Usain Bolt in the men`s 200m race at the London Grand Prix 2007. Photograph by Ryan Pierse/Getty Images

Jamaican sprinter Usain Bolt shocked the world of track and field in May when he clocked the second fastest time in history in the 100m event at the Jamaica International Invitational. His time of 9.76 was just 0.02 seconds slower than the fastest time of 9.74, which his compatriot Asafa Powell posted in Italy last year.

The fact that the 200m is really Bolt’s pet event and he holds records in that area, including the Jamaica national record, made his feat even more amazing. It also threw a spanner into the much-hyped Olympic showdown between Powell and his nemesis, the American Tyson Gay. Should Bolt decide to run in the 100m at the Olympics, the race would become a spectacular three-way affair.

Standing at six foot five inches and weighing 190 pounds, Bolt, 21, won one gold for the 200m and two silver medals for the relays at the 2002 World Junior Championships, Jamaica, when he was 15. He won another gold medal at the World Youth Championships, running the 200m in 20.40 seconds.

In 2004 Bolt broke Lorenzo Daniel’s world junior 200m record to become the first junior to break the 20-second barrier, running 19.93 seconds.

At the 2007 Jamaican Championships, Bolt ran 19.75, breaking the 36-year-old national record held by his countryman Don Quarrie by 11 hundredths of a second. At the World Championships in Osaka, he won a silver medal in the 200m behind Gay.

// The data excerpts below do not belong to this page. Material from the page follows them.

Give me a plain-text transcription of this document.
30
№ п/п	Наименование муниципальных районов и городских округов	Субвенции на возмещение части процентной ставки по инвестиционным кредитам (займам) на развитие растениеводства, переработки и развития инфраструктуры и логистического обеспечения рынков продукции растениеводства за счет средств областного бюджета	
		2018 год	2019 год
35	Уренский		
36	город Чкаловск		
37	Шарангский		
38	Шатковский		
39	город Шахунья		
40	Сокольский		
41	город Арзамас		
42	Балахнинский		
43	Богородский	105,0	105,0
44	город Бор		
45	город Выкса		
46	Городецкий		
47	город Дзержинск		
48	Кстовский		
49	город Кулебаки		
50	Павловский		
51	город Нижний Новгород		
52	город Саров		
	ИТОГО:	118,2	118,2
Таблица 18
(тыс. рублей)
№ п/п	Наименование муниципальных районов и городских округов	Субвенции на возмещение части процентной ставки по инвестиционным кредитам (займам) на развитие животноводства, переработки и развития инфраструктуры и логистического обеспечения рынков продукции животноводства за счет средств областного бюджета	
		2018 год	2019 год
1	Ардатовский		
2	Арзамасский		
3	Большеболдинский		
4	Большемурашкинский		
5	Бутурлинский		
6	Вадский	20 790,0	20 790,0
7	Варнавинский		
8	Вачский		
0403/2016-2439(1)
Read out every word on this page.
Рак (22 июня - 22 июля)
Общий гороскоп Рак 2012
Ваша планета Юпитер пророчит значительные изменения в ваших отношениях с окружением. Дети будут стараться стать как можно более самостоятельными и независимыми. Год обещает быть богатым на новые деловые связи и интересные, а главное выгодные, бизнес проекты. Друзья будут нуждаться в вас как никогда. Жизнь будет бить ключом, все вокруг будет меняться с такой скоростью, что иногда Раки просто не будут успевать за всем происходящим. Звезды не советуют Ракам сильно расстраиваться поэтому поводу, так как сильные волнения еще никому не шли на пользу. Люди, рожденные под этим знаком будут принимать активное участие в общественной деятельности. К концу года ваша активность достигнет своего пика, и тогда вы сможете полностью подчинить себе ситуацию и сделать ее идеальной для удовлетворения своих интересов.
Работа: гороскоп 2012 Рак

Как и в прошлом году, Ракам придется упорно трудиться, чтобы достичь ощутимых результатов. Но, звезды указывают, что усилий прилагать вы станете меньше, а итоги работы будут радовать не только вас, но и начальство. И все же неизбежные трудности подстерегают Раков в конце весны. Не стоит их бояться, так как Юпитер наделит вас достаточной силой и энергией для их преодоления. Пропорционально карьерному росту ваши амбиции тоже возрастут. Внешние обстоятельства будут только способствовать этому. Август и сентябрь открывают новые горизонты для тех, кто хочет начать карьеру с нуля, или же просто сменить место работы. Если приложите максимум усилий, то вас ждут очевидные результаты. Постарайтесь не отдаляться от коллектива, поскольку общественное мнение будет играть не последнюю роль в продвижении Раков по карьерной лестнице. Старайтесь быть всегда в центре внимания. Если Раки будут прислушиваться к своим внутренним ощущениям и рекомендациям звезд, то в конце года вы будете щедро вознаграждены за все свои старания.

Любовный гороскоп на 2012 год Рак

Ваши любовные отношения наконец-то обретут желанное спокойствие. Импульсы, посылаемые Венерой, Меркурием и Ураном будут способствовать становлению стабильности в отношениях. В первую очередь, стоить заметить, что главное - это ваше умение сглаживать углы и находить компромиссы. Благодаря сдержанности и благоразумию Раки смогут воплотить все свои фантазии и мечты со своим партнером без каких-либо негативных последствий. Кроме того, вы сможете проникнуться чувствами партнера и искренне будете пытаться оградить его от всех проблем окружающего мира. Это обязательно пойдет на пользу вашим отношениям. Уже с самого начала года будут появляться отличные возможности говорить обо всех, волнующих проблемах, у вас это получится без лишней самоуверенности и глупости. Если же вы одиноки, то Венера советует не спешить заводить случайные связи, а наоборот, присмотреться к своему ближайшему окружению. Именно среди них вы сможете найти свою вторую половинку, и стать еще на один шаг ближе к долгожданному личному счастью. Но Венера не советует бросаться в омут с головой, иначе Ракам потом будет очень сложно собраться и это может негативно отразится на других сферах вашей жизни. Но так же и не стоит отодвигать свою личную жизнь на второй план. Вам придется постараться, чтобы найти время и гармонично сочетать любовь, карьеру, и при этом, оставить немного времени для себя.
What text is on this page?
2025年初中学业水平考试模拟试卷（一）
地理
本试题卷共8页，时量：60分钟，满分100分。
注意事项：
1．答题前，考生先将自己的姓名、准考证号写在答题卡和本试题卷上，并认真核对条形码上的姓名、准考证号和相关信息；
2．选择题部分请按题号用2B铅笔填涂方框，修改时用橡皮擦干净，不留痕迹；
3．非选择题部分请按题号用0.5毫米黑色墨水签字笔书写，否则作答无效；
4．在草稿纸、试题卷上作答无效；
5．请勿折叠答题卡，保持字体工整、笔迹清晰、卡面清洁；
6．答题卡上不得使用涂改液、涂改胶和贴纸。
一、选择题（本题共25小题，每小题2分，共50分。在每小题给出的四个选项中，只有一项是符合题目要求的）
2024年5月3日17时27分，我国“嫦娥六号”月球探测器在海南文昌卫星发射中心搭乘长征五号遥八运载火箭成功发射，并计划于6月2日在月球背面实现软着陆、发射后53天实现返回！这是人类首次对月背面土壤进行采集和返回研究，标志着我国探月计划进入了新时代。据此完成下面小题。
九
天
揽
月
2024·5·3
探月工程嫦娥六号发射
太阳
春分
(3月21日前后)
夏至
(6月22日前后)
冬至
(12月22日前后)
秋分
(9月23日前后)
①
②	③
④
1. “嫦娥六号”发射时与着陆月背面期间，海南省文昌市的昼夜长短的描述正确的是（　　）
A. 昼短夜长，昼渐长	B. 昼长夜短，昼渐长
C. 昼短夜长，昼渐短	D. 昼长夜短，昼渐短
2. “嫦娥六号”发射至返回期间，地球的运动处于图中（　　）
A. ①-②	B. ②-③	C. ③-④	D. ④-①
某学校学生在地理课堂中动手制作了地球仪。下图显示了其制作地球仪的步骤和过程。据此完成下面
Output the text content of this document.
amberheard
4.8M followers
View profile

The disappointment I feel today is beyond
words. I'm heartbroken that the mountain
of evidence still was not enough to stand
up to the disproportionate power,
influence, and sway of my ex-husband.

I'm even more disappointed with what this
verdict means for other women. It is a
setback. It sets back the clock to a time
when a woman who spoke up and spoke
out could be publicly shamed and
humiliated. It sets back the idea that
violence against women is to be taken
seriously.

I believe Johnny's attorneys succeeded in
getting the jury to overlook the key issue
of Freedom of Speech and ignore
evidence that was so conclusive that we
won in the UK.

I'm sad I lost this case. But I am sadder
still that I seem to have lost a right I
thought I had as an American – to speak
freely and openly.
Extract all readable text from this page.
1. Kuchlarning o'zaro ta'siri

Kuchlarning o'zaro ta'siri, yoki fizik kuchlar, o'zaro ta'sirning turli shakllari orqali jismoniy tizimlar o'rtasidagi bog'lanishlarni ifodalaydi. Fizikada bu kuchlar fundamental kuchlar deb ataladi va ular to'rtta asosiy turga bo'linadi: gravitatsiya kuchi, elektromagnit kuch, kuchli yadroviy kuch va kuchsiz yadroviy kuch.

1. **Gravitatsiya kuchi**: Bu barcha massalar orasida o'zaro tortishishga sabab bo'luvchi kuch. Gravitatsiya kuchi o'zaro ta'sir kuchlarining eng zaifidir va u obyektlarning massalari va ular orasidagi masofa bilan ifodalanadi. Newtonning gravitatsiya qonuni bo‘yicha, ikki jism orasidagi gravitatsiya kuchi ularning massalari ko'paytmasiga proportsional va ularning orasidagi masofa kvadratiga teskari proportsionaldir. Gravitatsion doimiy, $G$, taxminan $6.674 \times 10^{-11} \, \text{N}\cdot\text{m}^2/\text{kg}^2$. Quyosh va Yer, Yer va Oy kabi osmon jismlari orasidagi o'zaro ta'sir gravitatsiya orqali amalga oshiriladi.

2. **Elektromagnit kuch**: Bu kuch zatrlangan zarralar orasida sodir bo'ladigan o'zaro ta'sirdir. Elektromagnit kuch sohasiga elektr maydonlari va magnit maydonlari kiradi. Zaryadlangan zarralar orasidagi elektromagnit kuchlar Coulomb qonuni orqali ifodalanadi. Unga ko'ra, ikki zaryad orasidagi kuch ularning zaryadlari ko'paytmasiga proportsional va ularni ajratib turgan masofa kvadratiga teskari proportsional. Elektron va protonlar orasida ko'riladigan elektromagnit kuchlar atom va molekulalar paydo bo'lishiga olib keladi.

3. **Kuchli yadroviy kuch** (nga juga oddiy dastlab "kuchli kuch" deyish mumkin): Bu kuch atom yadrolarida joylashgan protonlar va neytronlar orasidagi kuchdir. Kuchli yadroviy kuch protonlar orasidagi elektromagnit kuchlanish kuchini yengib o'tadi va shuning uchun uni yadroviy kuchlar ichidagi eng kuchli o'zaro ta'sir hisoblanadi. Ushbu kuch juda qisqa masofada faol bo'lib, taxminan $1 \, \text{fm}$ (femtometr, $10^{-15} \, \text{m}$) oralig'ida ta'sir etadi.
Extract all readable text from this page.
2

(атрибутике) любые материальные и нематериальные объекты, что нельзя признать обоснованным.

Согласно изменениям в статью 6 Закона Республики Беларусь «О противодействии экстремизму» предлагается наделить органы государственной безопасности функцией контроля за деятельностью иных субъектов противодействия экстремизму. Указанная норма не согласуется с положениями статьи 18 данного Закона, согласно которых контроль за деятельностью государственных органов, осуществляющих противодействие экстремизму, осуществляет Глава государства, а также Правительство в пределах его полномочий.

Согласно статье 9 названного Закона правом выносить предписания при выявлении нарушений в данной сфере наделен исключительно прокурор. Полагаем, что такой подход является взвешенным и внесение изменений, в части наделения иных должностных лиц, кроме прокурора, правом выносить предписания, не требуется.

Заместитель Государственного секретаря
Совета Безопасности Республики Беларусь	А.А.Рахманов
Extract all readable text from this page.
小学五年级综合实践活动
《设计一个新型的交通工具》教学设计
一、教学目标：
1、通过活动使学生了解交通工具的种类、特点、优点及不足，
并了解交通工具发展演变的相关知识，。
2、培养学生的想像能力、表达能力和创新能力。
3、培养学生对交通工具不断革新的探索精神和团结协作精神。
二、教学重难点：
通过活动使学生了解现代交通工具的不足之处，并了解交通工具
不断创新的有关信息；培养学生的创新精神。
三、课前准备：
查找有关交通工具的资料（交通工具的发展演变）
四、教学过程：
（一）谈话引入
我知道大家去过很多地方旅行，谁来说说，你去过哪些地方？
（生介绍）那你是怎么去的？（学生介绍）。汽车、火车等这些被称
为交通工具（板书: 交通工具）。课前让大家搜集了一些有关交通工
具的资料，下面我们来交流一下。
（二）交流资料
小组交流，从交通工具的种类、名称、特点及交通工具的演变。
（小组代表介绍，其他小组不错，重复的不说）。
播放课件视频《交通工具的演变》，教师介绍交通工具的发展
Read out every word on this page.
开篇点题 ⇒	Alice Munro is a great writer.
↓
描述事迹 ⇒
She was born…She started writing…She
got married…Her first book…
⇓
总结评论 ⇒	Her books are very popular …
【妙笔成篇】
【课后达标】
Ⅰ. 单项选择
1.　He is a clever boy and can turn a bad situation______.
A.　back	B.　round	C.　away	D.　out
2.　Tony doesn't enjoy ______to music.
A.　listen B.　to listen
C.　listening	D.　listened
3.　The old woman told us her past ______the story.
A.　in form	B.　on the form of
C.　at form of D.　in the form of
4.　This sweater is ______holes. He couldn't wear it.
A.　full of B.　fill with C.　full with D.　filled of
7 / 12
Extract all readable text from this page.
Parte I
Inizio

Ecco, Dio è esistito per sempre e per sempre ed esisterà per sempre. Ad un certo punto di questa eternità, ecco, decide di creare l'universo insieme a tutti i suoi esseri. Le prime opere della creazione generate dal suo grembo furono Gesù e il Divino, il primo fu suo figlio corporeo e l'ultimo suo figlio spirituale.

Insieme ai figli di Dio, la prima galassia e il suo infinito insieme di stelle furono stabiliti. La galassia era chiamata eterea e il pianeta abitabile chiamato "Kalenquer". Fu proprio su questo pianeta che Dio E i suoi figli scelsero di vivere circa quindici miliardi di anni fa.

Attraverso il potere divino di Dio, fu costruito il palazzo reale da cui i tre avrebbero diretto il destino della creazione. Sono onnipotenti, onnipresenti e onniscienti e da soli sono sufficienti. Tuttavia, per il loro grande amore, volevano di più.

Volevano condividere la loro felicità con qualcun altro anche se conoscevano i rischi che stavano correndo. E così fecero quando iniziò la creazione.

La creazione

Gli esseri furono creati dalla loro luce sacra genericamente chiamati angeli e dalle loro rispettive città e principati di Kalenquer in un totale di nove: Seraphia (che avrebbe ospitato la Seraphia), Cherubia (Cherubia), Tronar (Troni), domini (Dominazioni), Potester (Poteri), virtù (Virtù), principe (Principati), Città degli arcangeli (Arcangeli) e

Still basking in the acclaim, Bolt took some time to chat briefly with Laura Dowrich-Phillips about his record run and his game plan for the Olympics in Beijing, China.

I started playing cricket as an all-rounder, and one day my coach decided I should try track and field. I was 10. I tried it and liked it.

In his own words

I didn’t set out to break records, but actually when you just start you always want to win. At the professional level you begin to understand the game better.

My main goal in the 200m was to run at 19.6. In the 100m I ran at the Jamaica Invitational I didn’t think I would run 9.7, but I thought maybe 9.85. I was a little nervous before the race: I was thinking, “Just go out there and execute.” I knew it was going to be fast, at first I said 9.8—but then I felt the wind.

I haven’t done a lot of training yet; I still have a lot of work to do. I am not really worried about breaking Asafa’s record. I am just trying to stay focused and do my best.

My goal for the Olympics is to run 19.6 in the 200m; I definitely want to be a gold medallist at the Olympics, but the 200m is my preferred race.

My favourite runner would have to be Don Quarrie, a Jamaican star; I think he is the best runner ever. I admire him.

I don’t know why Jamaica produces such good runners. Some people say it’s all about the slaves and all that, slavery has something to do with it.